I'm working on it becoming a family tradition to own and use properly a pocketknife of some kind. I bought Roger-X a Gerber for his first birthday after joining the Scouts, Conker-X will be getting a similar gift in October, and even Kitewife carries a small Victorinox knife in her handbag, which she mainly uses for cutting wool.


Is there anyone who has been particularly influential towards your work on projects for the site or in your life in general?

I didn't realise it at the time, but some of the most influential people in my making have been my science teachers. There was Mr Jones, who spent a week sharpening a butter knife to a razor's edge, then used it to dissect a cow's eyeball. Or Mr Miller ("Mad Kenny"), who taught the facts of life with, frankly, disgusting poetry, and smoked a cigarette backwards, blowing a lungful of pure oxygen through it to make it burn to the filter in a few seconds' flare. Or Mr Tomlinson ("Rastus Watermelon"), who wore a tanktop and sandals, and shot a carbon-dioxide rocket through the lab wall...

Other heroes are probably unknown to many people outside the UK. I grew up with a TV programme called "Think of a Number", presented by Johnny Ball. These days, he's mostly known in the UK as "Zoe Ball's dad", and elsewhere as "Fatboy Slim's father-in-law", but to me he was the man who showed that maths and science aren't just important, they're fun. I met him once, for just long enough to shake his hand and gush garbled complements at him -- the poor bloke was taken right off guard by a grown man acting like a star-struck teen.

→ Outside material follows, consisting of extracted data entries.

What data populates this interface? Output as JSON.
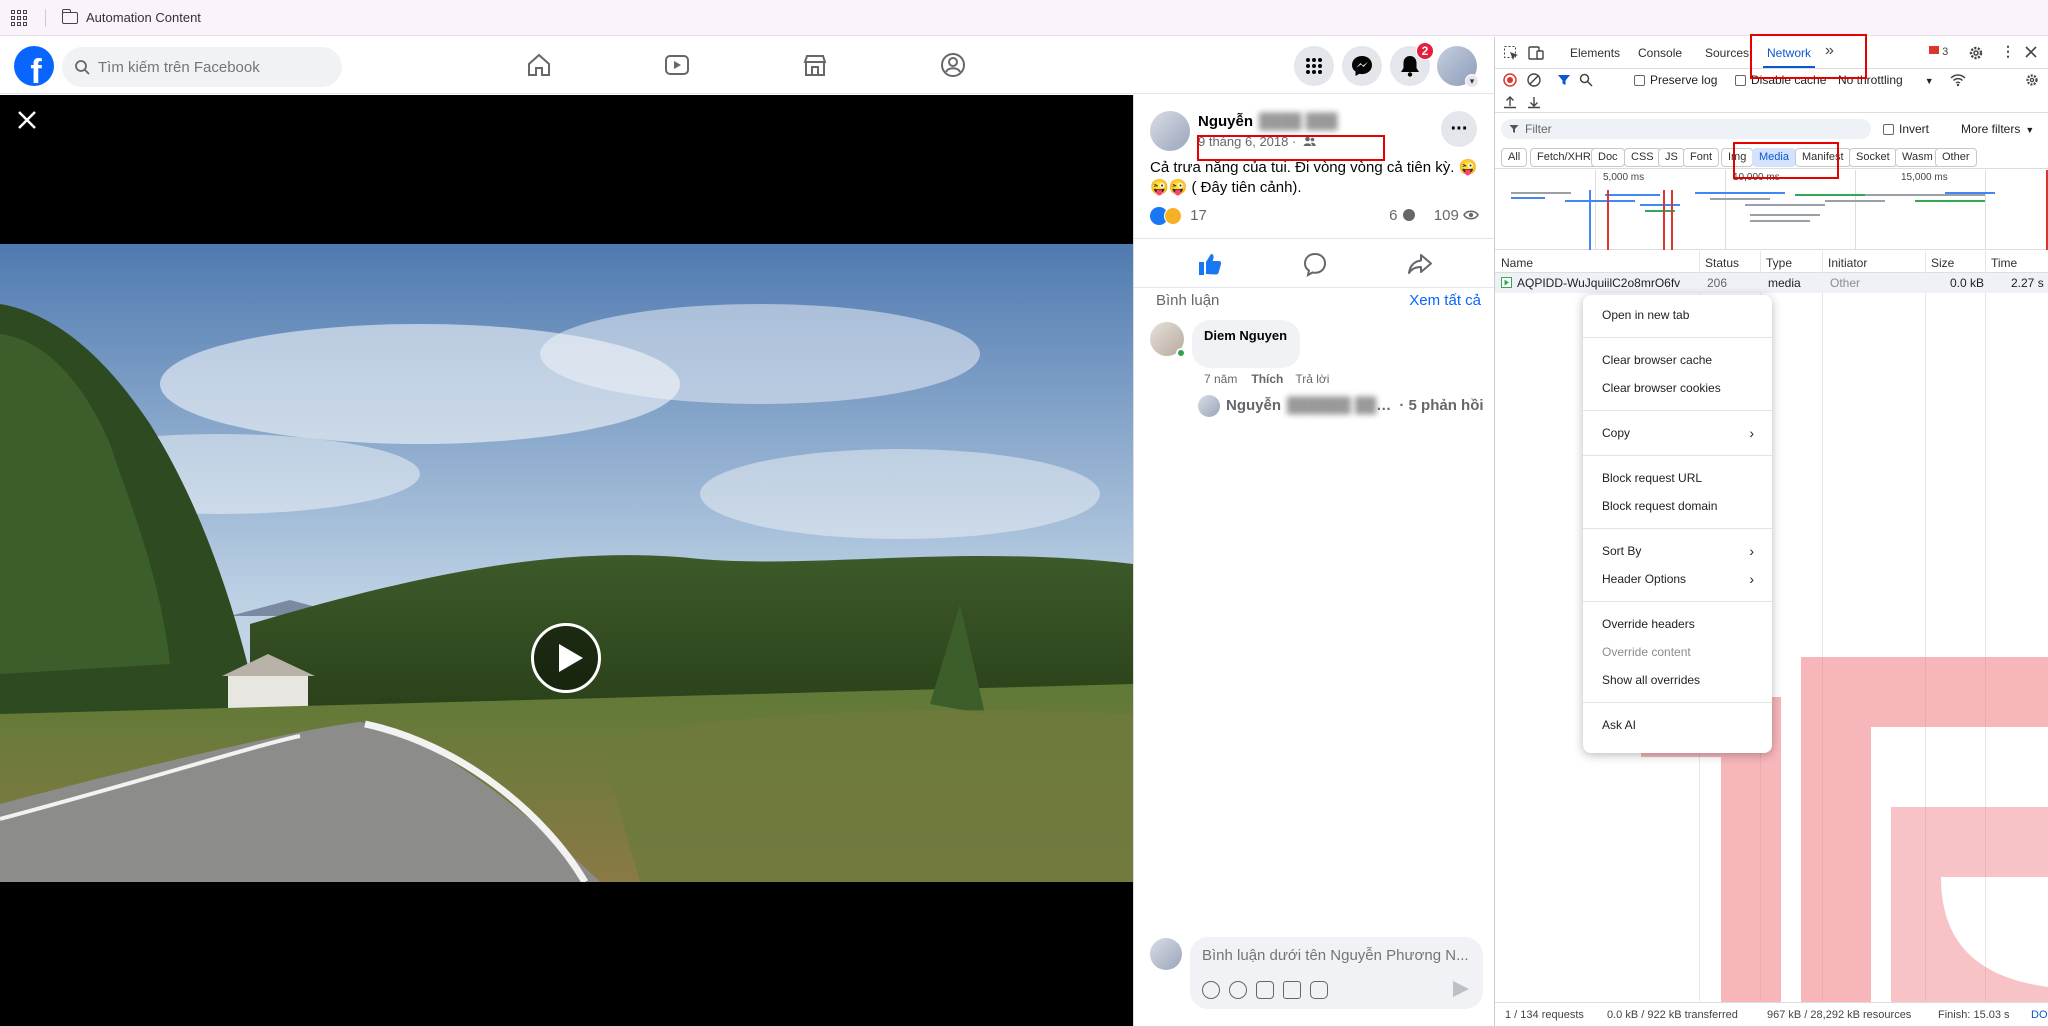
{
  "bookmarks": {
    "folder": "Automation Content"
  },
  "facebook": {
    "search_placeholder": "Tìm kiếm trên Facebook",
    "notif_count": "2",
    "post": {
      "author": "Nguyễn",
      "date": "9 tháng 6, 2018 ·",
      "text": "Cả trưa nắng của tui. Đi vòng vòng cả tiên kỳ. 😜😜😜 ( Đây tiên cảnh).",
      "reactions_count": "17",
      "comments_count": "6",
      "views_count": "109"
    },
    "comments": {
      "heading": "Bình luận",
      "see_all": "Xem tất cả",
      "first_author": "Diem Nguyen",
      "time": "7 năm",
      "like": "Thích",
      "reply": "Trả lời",
      "reply_author": "Nguyễn",
      "reply_ellipsis": "…",
      "reply_count": "· 5 phản hồi"
    },
    "composer_placeholder": "Bình luận dưới tên Nguyễn Phương N..."
  },
  "devtools": {
    "tabs": [
      "Elements",
      "Console",
      "Sources",
      "Network"
    ],
    "errors_count": "3",
    "preserve_log": "Preserve log",
    "disable_cache": "Disable cache",
    "throttling": "No throttling",
    "filter_placeholder": "Filter",
    "invert": "Invert",
    "more_filters": "More filters",
    "types": [
      "All",
      "Fetch/XHR",
      "Doc",
      "CSS",
      "JS",
      "Font",
      "Img",
      "Media",
      "Manifest",
      "Socket",
      "Wasm",
      "Other"
    ],
    "active_type": "Media",
    "timeline_ticks": [
      "5,000 ms",
      "10,000 ms",
      "15,000 ms"
    ],
    "columns": [
      "Name",
      "Status",
      "Type",
      "Initiator",
      "Size",
      "Time"
    ],
    "rows": [
      {
        "name": "AQPIDD-WuJquiilC2o8mrO6fv",
        "status": "206",
        "type": "media",
        "initiator": "Other",
        "size": "0.0 kB",
        "time": "2.27 s"
      }
    ],
    "status_bar": {
      "requests": "1 / 134 requests",
      "transferred": "0.0 kB / 922 kB transferred",
      "resources": "967 kB / 28,292 kB resources",
      "finish": "Finish: 15.03 s",
      "dom": "DO"
    }
  },
  "context_menu": {
    "items": [
      "Open in new tab",
      "Clear browser cache",
      "Clear browser cookies",
      "Copy",
      "Block request URL",
      "Block request domain",
      "Sort By",
      "Header Options",
      "Override headers",
      "Override content",
      "Show all overrides",
      "Ask AI"
    ]
  },
  "colors": {
    "fb_blue": "#0866ff",
    "devtools_blue": "#0b57d0",
    "highlight_red": "#e60000"
  }
}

Adam Hart-Davies also deserves to be more widely known -- his programmes and book Local Heroes show that science, and especially engineering, can be done by anybody, using kit built from scrap and hauled to location on his bike trailer.

More recently, my inspiration has been the other members of Instructables. They are such a creative, imaginative and inspiring group -- how could I not want to offer up something to the community that has given me so much?


What do you mean by "has given you so much"? What has Instructables given you?

Instructables has given me one big thing: permission.

Before I found Instructables, I didn't know I was a Maker. I had a bunch of ideas, some of which I followed up on, but most of them never even got as far as scribbles on paper, because I couldn't justify following them through to completion. They were of no obvious benefit to me, and of no real use in lessons, so the ideas got neglected, and I felt unfulfilled.

I had a good job, and a wife and children whom I love dearly, but there was still a gap.

Lithium Rain told me once that Instructables is my religion. I'm actually an atheist, but in a lot of ways I guess she was right.

Instructables was my Damascus, even though I didn't know I was supposed to be going there. My revelation was that I didn't always need a solid reason to follow up on an idea. The simple existence of Instructables gave me, at a deep level, permission to Make, and that became permission to actually work out who and what I am, and what I am is a Maker.

There isn't an Instructables Holy Book**, but there is a very pure thing at it's core, an idea about which I am, frankly, evangelical; The world is a better place with Makers in it, and we should (must!) encourage their existence at every opportunity. This world is in a bad way, but it is the Maker spirit that will go a long way to saving it.





*That dates me, doesn't it?

**I've never used a bible in school assemblies, but I have used Thomas J Glover's "Pocket Reference".